Ligon forecloses the parties' contention that the district court had jurisdiction.1 Here, it is undisputed that the FAA's denial of Jones's DER application constitutes a “final order” of the Administrator of the FAA. See Atorie Air, Inc. v. Fed. Aviation Admin., 942 F.2d 954, 960 (5th Cir.1991). Next, our review of the complaint and the briefs confirms that Jones's Title VII and § 1981 claims are inescapably intertwined with a challenge to the procedure and merits of that final order. The complaint alleges a number of procedural improprieties with the FAA's handling of his DER application. Jones also challenges the merits of the denial by alleging that it was based on false information. In addition, evaluating whether the FAA had a legitimate reason for denying Jones's application and whether the reason was a pretext for retaliation necessarily requires a review and balancing of the same evidence that the FAA had weighed.
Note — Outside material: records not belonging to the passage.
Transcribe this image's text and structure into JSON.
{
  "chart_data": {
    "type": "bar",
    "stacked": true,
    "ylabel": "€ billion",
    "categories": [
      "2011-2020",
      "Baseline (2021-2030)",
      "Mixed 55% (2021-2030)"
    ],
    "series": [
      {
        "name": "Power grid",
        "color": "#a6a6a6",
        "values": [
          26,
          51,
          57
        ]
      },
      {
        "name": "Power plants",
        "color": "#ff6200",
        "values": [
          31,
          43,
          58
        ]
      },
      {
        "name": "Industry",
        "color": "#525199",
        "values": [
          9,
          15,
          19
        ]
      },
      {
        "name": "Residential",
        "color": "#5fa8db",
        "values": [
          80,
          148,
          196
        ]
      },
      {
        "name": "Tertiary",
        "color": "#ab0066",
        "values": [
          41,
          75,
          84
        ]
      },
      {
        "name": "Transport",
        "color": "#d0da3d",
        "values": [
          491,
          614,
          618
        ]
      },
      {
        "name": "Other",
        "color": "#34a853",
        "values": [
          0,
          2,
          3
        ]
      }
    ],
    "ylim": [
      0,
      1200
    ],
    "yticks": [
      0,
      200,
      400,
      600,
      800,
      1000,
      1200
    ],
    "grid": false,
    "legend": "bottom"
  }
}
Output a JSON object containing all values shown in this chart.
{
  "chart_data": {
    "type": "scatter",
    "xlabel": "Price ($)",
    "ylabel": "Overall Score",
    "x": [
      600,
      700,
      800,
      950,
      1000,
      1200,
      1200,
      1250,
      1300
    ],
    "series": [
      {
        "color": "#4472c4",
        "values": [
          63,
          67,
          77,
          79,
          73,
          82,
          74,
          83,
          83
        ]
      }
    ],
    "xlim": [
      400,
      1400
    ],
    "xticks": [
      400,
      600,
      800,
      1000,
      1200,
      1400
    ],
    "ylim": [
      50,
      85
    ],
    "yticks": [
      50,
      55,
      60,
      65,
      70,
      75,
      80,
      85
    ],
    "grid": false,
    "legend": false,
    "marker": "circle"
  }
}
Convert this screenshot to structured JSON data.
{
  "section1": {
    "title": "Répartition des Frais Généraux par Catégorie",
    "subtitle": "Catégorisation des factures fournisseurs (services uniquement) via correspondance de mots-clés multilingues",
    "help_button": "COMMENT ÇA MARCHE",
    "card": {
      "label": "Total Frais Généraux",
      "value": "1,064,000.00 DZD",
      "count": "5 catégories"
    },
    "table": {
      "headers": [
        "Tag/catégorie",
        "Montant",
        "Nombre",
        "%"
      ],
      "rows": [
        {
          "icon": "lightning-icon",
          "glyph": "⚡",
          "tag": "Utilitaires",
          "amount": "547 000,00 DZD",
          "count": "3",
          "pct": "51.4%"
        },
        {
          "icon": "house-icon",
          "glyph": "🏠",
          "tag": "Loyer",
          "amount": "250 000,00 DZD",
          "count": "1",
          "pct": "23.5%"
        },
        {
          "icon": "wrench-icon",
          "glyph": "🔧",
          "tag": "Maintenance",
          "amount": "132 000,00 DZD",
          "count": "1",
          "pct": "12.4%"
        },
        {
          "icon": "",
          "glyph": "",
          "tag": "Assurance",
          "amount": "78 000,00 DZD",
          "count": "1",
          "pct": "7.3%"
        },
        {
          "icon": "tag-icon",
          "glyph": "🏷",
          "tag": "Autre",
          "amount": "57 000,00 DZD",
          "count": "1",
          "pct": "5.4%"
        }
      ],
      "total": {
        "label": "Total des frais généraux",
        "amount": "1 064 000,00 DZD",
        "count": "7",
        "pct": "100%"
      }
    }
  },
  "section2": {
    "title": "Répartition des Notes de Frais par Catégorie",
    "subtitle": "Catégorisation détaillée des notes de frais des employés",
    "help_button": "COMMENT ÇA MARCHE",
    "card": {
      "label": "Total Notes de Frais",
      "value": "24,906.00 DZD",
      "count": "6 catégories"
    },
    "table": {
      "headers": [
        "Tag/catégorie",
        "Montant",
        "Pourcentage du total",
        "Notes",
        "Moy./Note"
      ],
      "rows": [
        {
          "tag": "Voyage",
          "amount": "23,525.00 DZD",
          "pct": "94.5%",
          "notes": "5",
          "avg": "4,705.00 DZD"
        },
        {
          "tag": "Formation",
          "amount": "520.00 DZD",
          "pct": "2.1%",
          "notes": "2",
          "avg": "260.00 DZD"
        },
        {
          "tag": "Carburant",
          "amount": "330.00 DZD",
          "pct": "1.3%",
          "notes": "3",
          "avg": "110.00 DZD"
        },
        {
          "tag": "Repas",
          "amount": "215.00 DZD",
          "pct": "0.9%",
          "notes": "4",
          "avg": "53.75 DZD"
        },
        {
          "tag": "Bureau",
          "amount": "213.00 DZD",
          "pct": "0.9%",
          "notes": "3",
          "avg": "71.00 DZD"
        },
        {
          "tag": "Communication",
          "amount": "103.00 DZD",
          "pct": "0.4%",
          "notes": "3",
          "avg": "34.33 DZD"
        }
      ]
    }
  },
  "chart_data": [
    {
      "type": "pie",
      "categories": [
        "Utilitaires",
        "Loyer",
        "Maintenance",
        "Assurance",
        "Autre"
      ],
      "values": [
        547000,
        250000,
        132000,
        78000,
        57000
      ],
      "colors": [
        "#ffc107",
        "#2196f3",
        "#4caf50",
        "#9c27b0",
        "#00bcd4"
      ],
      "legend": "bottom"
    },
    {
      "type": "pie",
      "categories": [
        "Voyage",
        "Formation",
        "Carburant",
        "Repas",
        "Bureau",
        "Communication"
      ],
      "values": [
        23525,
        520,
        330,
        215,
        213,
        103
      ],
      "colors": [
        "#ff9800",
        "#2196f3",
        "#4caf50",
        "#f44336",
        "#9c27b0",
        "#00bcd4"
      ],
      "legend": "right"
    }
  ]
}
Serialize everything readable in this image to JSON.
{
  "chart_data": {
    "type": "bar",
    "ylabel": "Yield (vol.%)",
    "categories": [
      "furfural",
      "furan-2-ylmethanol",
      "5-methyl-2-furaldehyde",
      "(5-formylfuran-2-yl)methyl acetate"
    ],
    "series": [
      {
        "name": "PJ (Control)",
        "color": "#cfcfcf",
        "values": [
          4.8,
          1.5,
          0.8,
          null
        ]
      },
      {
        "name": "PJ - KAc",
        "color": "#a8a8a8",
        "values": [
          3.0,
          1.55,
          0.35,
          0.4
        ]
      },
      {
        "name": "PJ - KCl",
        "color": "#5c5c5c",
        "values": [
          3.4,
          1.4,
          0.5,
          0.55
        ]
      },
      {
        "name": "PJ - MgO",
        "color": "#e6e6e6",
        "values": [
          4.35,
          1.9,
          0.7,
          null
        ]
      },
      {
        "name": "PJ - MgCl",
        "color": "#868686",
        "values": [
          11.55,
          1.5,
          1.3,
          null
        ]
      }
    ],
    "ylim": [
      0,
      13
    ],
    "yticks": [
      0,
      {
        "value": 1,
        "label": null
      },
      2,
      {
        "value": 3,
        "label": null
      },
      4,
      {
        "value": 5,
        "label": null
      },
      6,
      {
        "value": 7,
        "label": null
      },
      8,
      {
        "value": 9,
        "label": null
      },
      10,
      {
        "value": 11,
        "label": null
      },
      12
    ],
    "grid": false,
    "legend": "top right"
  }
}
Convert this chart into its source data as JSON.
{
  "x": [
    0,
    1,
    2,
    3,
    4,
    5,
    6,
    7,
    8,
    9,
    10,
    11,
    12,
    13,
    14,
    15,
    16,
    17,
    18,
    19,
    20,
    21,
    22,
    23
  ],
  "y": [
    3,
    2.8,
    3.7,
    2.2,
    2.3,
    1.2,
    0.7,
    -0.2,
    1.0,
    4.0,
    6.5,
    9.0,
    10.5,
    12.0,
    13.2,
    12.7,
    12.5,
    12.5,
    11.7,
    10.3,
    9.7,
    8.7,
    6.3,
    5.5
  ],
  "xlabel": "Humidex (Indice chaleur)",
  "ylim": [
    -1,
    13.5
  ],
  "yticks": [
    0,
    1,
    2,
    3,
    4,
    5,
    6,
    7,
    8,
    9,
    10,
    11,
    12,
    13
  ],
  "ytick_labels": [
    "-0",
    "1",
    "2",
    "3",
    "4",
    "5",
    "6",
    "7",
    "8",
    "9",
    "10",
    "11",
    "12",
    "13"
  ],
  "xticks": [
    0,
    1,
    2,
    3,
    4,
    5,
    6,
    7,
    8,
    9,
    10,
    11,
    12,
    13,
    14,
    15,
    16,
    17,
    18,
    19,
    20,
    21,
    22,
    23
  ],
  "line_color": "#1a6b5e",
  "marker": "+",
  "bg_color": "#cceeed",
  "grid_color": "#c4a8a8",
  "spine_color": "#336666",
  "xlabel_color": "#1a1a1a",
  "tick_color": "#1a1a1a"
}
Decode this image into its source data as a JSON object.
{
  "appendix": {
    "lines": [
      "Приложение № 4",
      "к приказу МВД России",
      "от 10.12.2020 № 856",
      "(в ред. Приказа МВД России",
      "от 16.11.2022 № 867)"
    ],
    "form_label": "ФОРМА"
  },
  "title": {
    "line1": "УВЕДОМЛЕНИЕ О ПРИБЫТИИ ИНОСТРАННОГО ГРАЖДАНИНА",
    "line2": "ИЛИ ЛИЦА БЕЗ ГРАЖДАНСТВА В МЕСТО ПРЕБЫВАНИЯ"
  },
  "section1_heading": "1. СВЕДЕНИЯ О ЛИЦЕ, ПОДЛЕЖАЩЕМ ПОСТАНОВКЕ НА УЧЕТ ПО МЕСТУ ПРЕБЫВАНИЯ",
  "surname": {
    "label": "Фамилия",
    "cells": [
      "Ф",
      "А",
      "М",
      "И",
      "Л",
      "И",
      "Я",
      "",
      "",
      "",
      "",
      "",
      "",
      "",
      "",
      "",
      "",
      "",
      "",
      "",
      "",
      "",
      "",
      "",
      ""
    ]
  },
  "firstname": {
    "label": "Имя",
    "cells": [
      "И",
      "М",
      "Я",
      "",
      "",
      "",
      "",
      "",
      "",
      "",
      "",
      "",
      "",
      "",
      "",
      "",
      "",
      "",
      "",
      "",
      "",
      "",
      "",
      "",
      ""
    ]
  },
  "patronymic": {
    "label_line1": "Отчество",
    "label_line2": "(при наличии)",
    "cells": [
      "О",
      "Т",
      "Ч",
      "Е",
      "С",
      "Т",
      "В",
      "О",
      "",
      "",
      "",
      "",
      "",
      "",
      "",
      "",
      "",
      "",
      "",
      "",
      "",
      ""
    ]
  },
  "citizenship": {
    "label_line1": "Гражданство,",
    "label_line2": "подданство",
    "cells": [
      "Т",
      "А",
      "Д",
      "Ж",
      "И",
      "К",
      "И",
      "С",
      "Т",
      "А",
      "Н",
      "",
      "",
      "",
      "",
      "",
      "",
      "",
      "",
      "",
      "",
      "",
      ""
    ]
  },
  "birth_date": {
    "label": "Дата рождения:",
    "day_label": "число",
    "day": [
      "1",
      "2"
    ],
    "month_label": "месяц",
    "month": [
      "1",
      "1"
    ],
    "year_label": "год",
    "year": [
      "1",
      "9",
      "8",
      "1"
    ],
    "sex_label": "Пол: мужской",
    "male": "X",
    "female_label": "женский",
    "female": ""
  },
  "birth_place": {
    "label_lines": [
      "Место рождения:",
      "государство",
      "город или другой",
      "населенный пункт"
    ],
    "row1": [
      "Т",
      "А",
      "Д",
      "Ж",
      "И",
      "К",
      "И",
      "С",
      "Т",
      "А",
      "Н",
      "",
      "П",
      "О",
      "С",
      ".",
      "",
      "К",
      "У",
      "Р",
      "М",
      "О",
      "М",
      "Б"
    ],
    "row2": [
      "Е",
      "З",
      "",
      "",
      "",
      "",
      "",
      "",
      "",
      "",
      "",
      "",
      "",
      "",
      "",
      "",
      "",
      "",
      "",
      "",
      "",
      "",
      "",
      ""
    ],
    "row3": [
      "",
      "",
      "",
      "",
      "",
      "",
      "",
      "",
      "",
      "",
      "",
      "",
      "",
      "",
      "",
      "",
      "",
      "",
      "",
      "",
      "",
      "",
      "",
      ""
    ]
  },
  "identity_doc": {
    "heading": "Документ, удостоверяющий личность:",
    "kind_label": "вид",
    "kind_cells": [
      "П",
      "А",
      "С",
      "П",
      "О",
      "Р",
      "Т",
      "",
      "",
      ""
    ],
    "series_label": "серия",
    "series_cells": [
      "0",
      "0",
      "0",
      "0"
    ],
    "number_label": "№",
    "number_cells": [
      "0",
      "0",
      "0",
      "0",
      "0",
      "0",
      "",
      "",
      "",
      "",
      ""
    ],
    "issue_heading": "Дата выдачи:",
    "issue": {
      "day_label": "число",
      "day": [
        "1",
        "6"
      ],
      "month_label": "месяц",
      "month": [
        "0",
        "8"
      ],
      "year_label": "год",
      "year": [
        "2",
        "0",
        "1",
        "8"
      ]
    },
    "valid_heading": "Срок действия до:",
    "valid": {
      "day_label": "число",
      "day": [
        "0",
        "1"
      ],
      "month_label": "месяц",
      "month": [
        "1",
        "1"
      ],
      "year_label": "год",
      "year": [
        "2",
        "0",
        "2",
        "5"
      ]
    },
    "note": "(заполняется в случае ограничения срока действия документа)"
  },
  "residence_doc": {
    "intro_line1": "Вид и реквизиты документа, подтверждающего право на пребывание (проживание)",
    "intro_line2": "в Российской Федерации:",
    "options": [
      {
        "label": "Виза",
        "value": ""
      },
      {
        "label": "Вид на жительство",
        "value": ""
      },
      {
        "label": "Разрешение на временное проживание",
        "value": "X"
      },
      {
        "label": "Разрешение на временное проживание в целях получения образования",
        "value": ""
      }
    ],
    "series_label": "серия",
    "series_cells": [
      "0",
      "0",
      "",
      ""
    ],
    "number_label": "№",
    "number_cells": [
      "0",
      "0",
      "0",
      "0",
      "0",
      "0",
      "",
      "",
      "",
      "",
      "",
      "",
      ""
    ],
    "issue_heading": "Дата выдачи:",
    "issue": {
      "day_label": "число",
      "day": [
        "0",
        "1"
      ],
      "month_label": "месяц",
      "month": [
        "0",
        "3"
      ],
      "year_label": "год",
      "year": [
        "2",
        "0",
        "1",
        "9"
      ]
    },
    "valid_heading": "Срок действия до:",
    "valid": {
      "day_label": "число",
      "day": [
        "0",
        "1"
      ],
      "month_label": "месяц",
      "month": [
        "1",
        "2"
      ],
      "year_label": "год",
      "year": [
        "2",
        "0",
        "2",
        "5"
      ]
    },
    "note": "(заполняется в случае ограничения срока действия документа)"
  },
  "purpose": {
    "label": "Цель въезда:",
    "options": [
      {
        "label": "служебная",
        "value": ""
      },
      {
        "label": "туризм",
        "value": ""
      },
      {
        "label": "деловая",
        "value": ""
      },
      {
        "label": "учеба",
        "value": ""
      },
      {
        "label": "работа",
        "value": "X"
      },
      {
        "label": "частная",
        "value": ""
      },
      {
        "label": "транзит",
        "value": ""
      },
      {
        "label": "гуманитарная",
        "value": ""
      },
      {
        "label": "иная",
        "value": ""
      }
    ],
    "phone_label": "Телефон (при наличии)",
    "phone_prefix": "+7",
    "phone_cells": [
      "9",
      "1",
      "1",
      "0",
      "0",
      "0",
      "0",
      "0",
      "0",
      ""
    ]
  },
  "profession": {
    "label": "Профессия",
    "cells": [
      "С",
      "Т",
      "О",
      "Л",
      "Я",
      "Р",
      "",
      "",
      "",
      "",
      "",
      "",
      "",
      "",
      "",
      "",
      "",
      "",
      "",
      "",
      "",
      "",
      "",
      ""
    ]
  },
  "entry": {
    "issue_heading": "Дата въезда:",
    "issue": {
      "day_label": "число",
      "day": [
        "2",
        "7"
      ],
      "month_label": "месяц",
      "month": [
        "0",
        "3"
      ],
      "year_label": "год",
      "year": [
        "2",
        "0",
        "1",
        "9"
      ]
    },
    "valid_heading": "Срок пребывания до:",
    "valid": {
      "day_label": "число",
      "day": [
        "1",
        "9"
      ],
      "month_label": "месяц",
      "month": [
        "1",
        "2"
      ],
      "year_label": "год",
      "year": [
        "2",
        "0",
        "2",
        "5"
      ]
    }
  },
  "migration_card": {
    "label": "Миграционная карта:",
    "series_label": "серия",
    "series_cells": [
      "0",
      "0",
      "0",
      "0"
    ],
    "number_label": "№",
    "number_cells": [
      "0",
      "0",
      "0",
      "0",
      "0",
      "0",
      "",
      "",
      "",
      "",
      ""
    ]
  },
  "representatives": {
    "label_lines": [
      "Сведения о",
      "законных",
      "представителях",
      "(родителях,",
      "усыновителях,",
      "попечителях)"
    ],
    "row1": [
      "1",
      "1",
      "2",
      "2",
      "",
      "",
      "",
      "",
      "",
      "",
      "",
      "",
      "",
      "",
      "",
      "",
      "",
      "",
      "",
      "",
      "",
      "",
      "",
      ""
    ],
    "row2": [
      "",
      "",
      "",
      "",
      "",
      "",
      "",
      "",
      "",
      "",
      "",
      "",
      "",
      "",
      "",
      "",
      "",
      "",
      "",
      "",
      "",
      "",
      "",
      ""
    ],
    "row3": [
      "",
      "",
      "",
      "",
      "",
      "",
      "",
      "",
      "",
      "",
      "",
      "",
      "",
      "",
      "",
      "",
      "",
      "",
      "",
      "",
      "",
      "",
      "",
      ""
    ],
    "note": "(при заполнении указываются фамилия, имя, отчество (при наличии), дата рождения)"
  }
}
Finally, the complaint seeks to set aside the FAA's denial of Jones's DER application by requesting the court to “[d]irect[ ] Defendant to place Plaintiff in the position he would have occupied but for Defendant's discriminatory treatment of him․” As the complaint and briefs make clear, Jones alleges that the position that “he would have occupied but for” the discriminatory treatment and retaliation is that of a DER. In sum, under Ligon, Jones's Title VII and § 1981 claims are collateral attacks on a FAA order. This panel is bound by our previous decision in Ligon. Hence, the district court correctly determined that § 46110(a) precludes subject-matter jurisdiction over those claims.
1. FN1. In their letter to this court pursuant to Federal Rule of Appellate Procedure 28(j), Defendants concede that Ligon “suggests that the district court lacked jurisdiction over the Title VII claim in this case.”